The answer is affirmative, and it does not depend on any properties of $k(x)$.

Take any non-zero continuous function $f$ on $(0, \infty)$ such that $f$ goes to zero at $0^+$ and at $\infty$. Define $f_k(x) = f(k x)$. Then the family of functions $\{f_k : k > 0\}$ separates points of $(0, \infty)$: indeed, if $f_k(x_1) = f_k(x_2)$ for all $k > 0$, then $f(x)$ is a periodic function of $\log x$ (with period $\log (x_1 / x_2)$), which is of course not possible. Furthermore, for every $x_0 > 0$ there is $k > 0$ such that $f_k(x_0) \ne 0$.
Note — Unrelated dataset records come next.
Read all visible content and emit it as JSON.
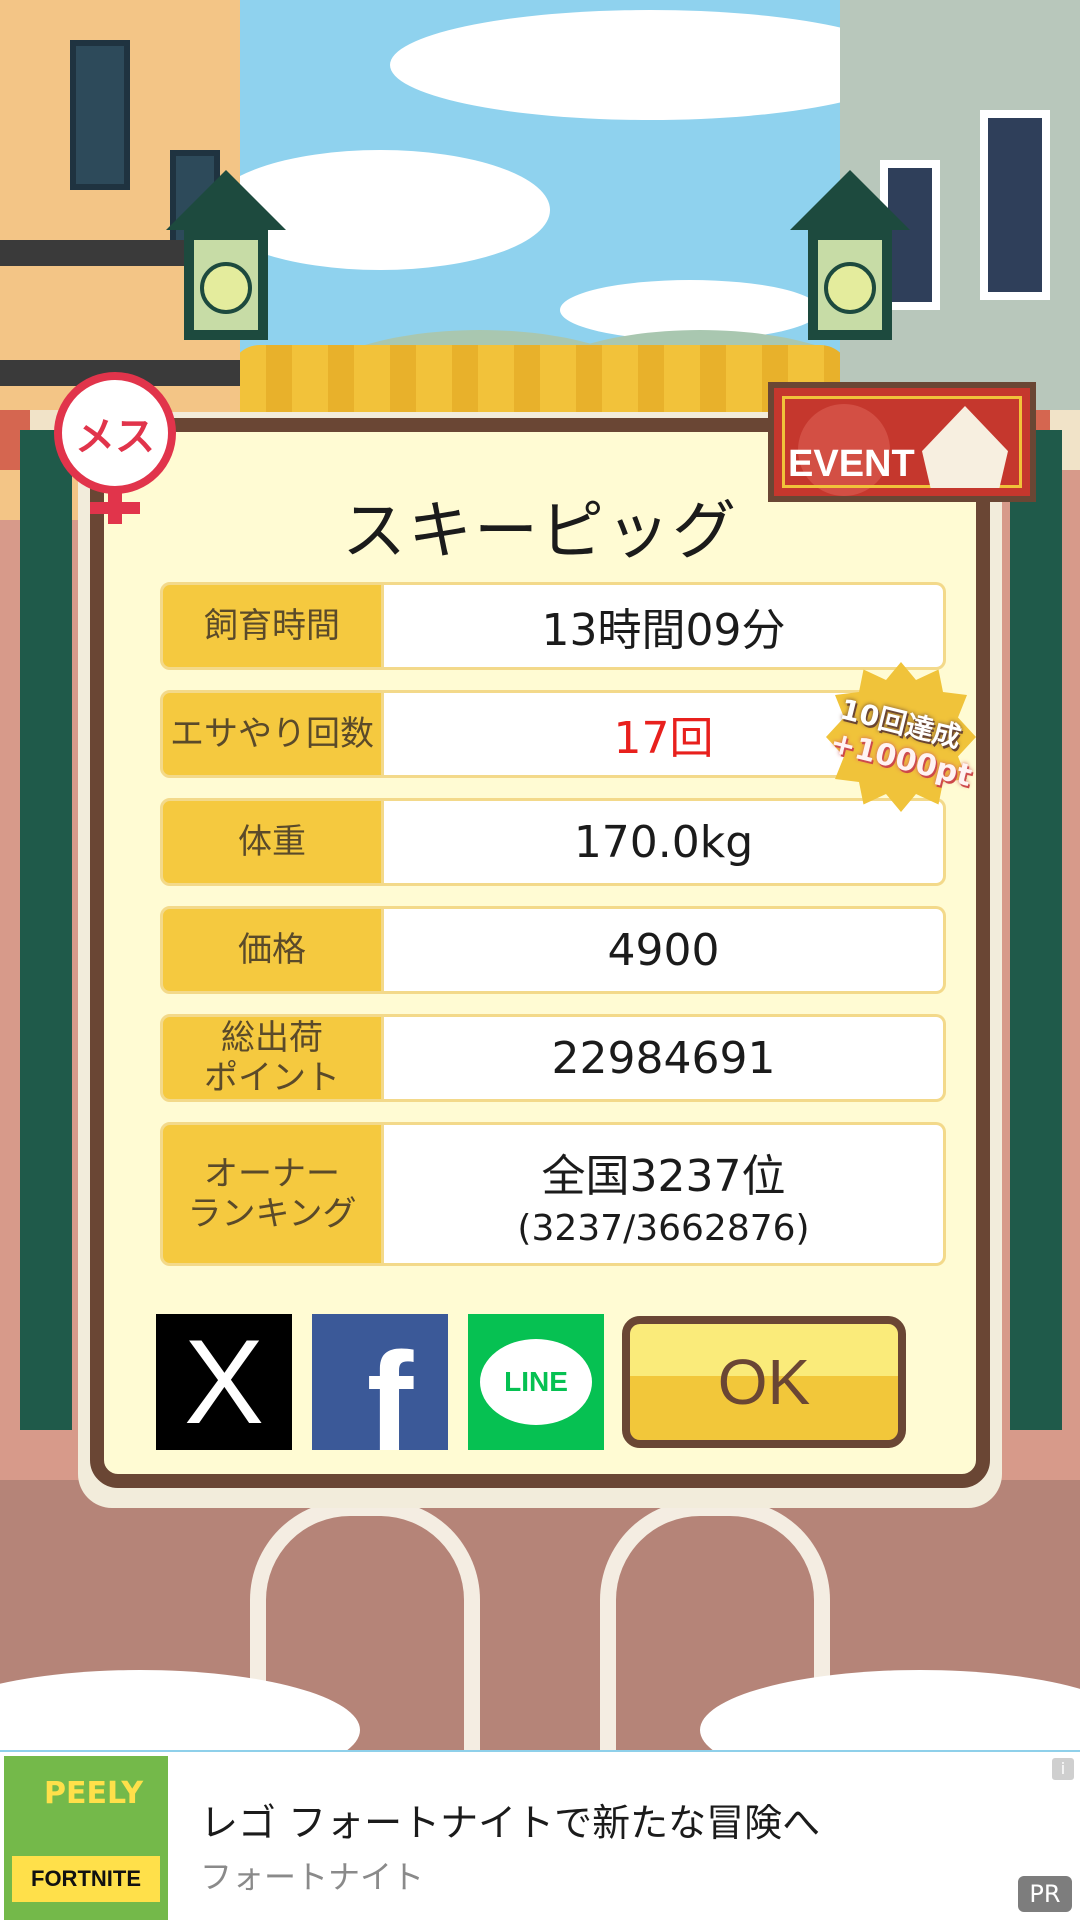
{
  "dialog": {
    "title": "スキーピッグ",
    "rows": [
      {
        "label": "飼育時間",
        "value": "13時間09分"
      },
      {
        "label": "エサやり回数",
        "value": "17回"
      },
      {
        "label": "体重",
        "value": "170.0kg"
      },
      {
        "label": "価格",
        "value": "4900"
      },
      {
        "label": "総出荷\nポイント",
        "value": "22984691"
      },
      {
        "label": "オーナー\nランキング",
        "value": "全国3237位",
        "sub": "(3237/3662876)"
      }
    ],
    "badge": {
      "line1": "10回達成",
      "line2": "+1000pt"
    },
    "ok_label": "OK"
  },
  "gender_badge": {
    "text": "メス",
    "icon": "female-symbol-icon"
  },
  "event_banner": {
    "label": "EVENT",
    "icon": "circus-tent-icon"
  },
  "share": {
    "x": {
      "glyph": "X",
      "icon": "x-logo-icon"
    },
    "facebook": {
      "glyph": "f",
      "icon": "facebook-logo-icon"
    },
    "line": {
      "glyph": "LINE",
      "icon": "line-logo-icon"
    }
  },
  "ad": {
    "title": "レゴ フォートナイトで新たな冒険へ",
    "advertiser": "フォートナイト",
    "pr_label": "PR",
    "info_glyph": "i",
    "thumb_text": "PEELY",
    "thumb_logo": "FORTNITE"
  },
  "colors": {
    "value_red": "#e8201d",
    "label_bg": "#f5c93f",
    "frame": "#6a4634",
    "dialog_bg": "#fffbd3"
  }
}
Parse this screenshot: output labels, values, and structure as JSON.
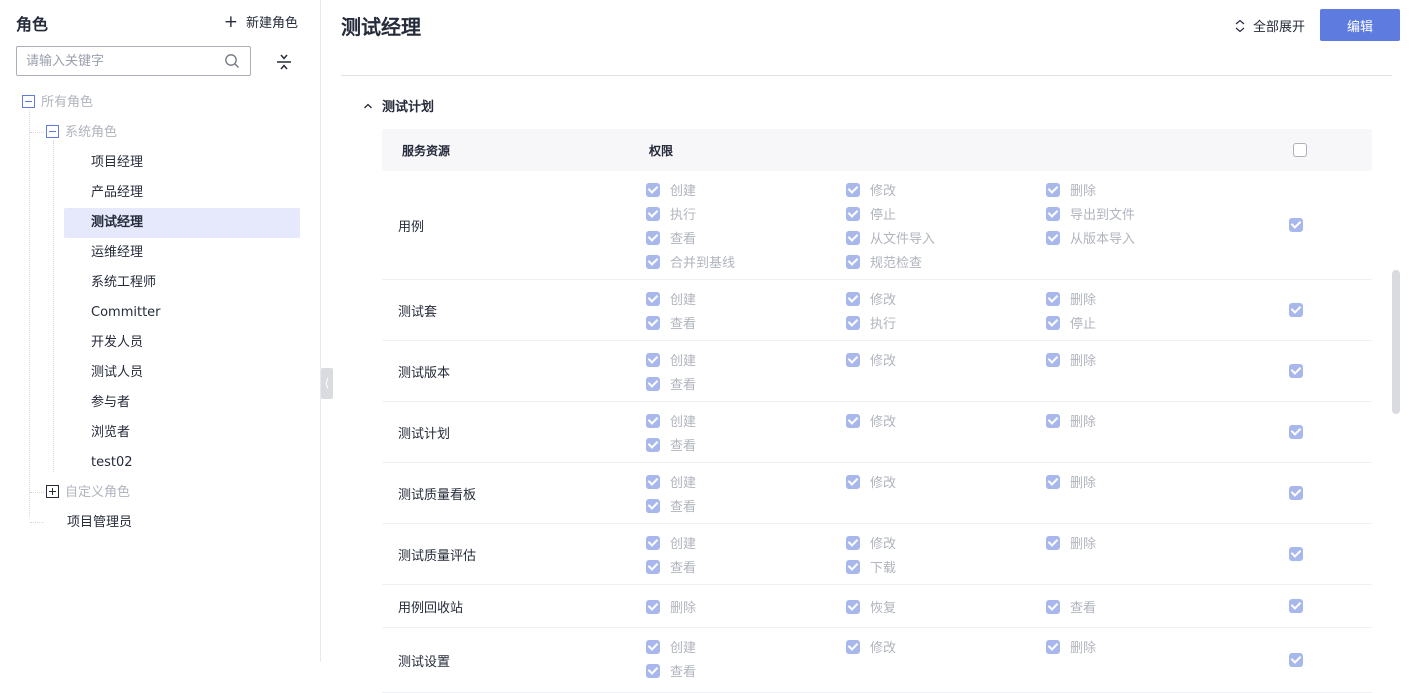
{
  "sidebar": {
    "title": "角色",
    "new_role": "新建角色",
    "search_placeholder": "请输入关键字",
    "tree": {
      "all_roles": "所有角色",
      "system_roles": "系统角色",
      "system_children": [
        "项目经理",
        "产品经理",
        "测试经理",
        "运维经理",
        "系统工程师",
        "Committer",
        "开发人员",
        "测试人员",
        "参与者",
        "浏览者",
        "test02"
      ],
      "selected": "测试经理",
      "custom_roles": "自定义角色",
      "project_admin": "项目管理员"
    }
  },
  "header": {
    "title": "测试经理",
    "expand_all": "全部展开",
    "edit": "编辑"
  },
  "section": {
    "title": "测试计划",
    "col_resource": "服务资源",
    "col_permission": "权限",
    "rows": [
      {
        "name": "用例",
        "perms": [
          "创建",
          "修改",
          "删除",
          "执行",
          "停止",
          "导出到文件",
          "查看",
          "从文件导入",
          "从版本导入",
          "合并到基线",
          "规范检查"
        ]
      },
      {
        "name": "测试套",
        "perms": [
          "创建",
          "修改",
          "删除",
          "查看",
          "执行",
          "停止"
        ]
      },
      {
        "name": "测试版本",
        "perms": [
          "创建",
          "修改",
          "删除",
          "查看"
        ]
      },
      {
        "name": "测试计划",
        "perms": [
          "创建",
          "修改",
          "删除",
          "查看"
        ]
      },
      {
        "name": "测试质量看板",
        "perms": [
          "创建",
          "修改",
          "删除",
          "查看"
        ]
      },
      {
        "name": "测试质量评估",
        "perms": [
          "创建",
          "修改",
          "删除",
          "查看",
          "下载"
        ]
      },
      {
        "name": "用例回收站",
        "perms": [
          "删除",
          "恢复",
          "查看"
        ]
      },
      {
        "name": "测试设置",
        "perms": [
          "创建",
          "修改",
          "删除",
          "查看"
        ]
      }
    ]
  },
  "colors": {
    "accent": "#5e7ce0",
    "selected_bg": "#e6e9fb",
    "checkbox_checked": "#a9b8ec",
    "muted_text": "#b0b4bd"
  }
}
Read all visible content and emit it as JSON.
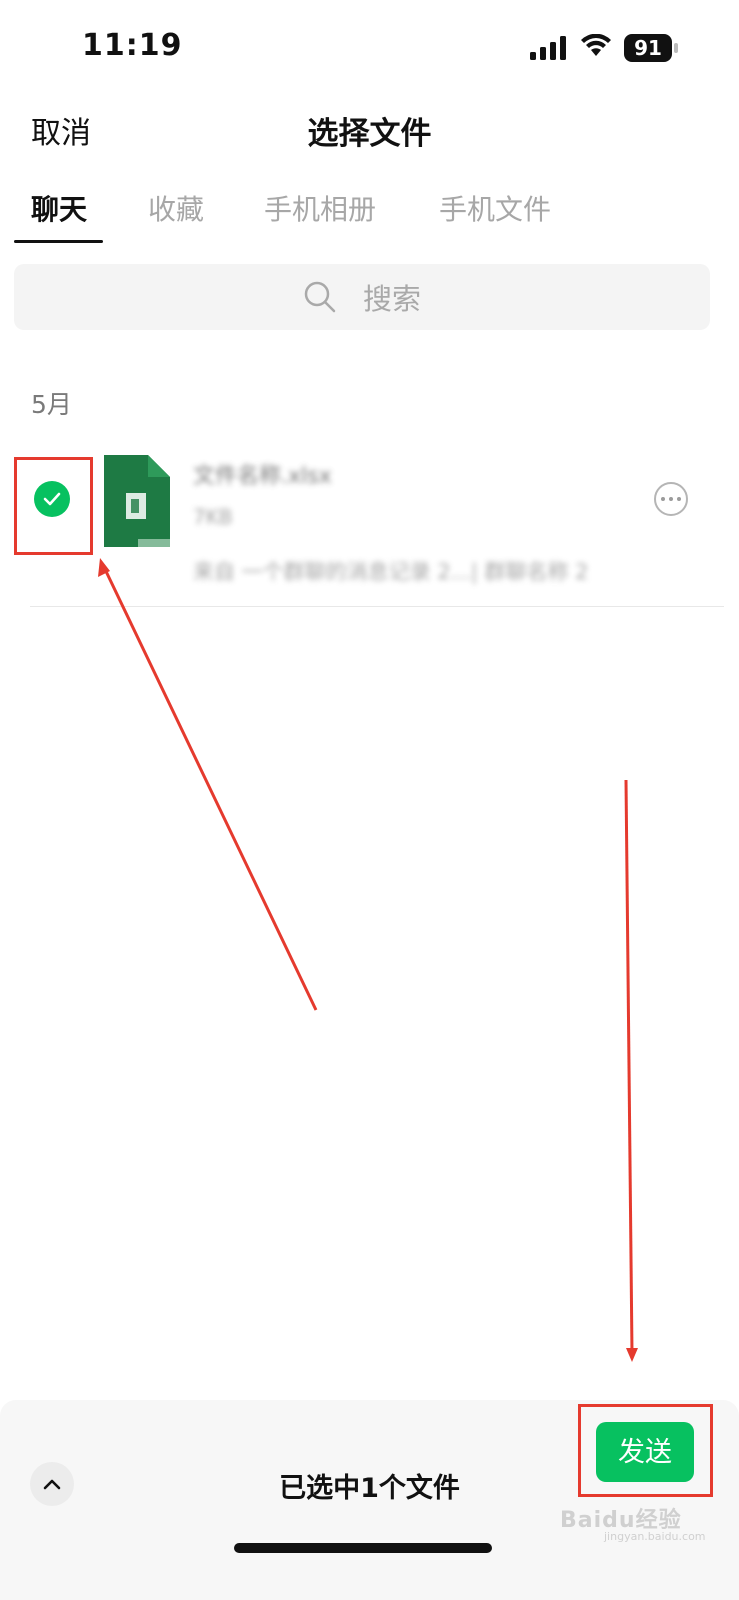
{
  "status_bar": {
    "time": "11:19",
    "battery": "91"
  },
  "header": {
    "cancel_label": "取消",
    "title": "选择文件"
  },
  "tabs": [
    {
      "label": "聊天",
      "active": true
    },
    {
      "label": "收藏",
      "active": false
    },
    {
      "label": "手机相册",
      "active": false
    },
    {
      "label": "手机文件",
      "active": false
    }
  ],
  "search": {
    "placeholder": "搜索"
  },
  "sections": [
    {
      "label": "5月",
      "files": [
        {
          "name": "文件名称.xlsx",
          "size": "7KB",
          "source": "来自 一个群聊的消息记录 2...| 群聊名称 2",
          "selected": true,
          "icon": "excel-file-icon"
        }
      ]
    }
  ],
  "footer": {
    "selected_text": "已选中1个文件",
    "send_label": "发送"
  },
  "watermark": {
    "text": "Baidu经验",
    "sub": "jingyan.baidu.com"
  },
  "colors": {
    "accent": "#07c160",
    "annotation": "#e53a2e",
    "excel": "#1e7a44"
  }
}
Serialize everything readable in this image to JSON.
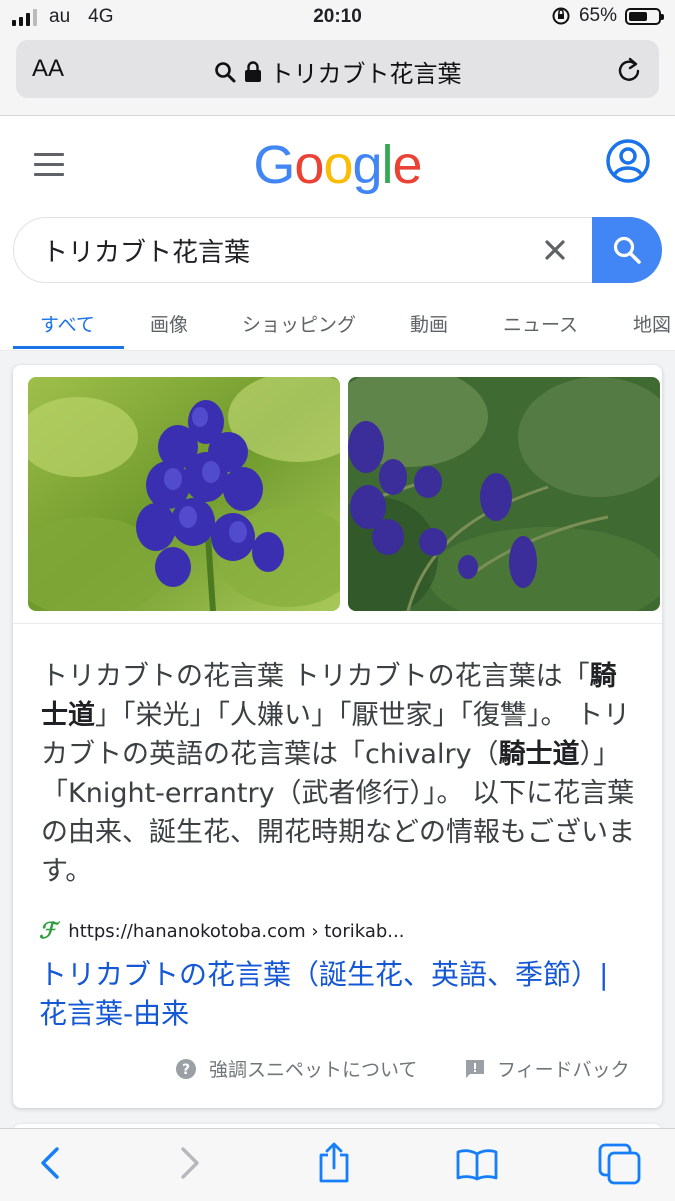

Let $K$ be the one-point compactification of $(0, \infty)$ (obtained by glueing $0$ and $\infty$), and let $\mathcal A$ be the algebra generated by a constant $1$ and the family of functions $f_k$. Then $\mathcal A$ separates the points of $K$ and contains constants, and hence it is dense in $C(K)$.

Now every function in $C(K)$ can be written as $g(x) + c$ for $g$ continuous on $(0, \infty)$ and vanishing at $0$ and $\infty$, and it is easy to see that $g$ belongs to the algebra $\mathcal A'$ generated by the family of functions $f_k$. Thus, $\mathcal A'$ is dense in $C_0((0, \infty))$, as desired.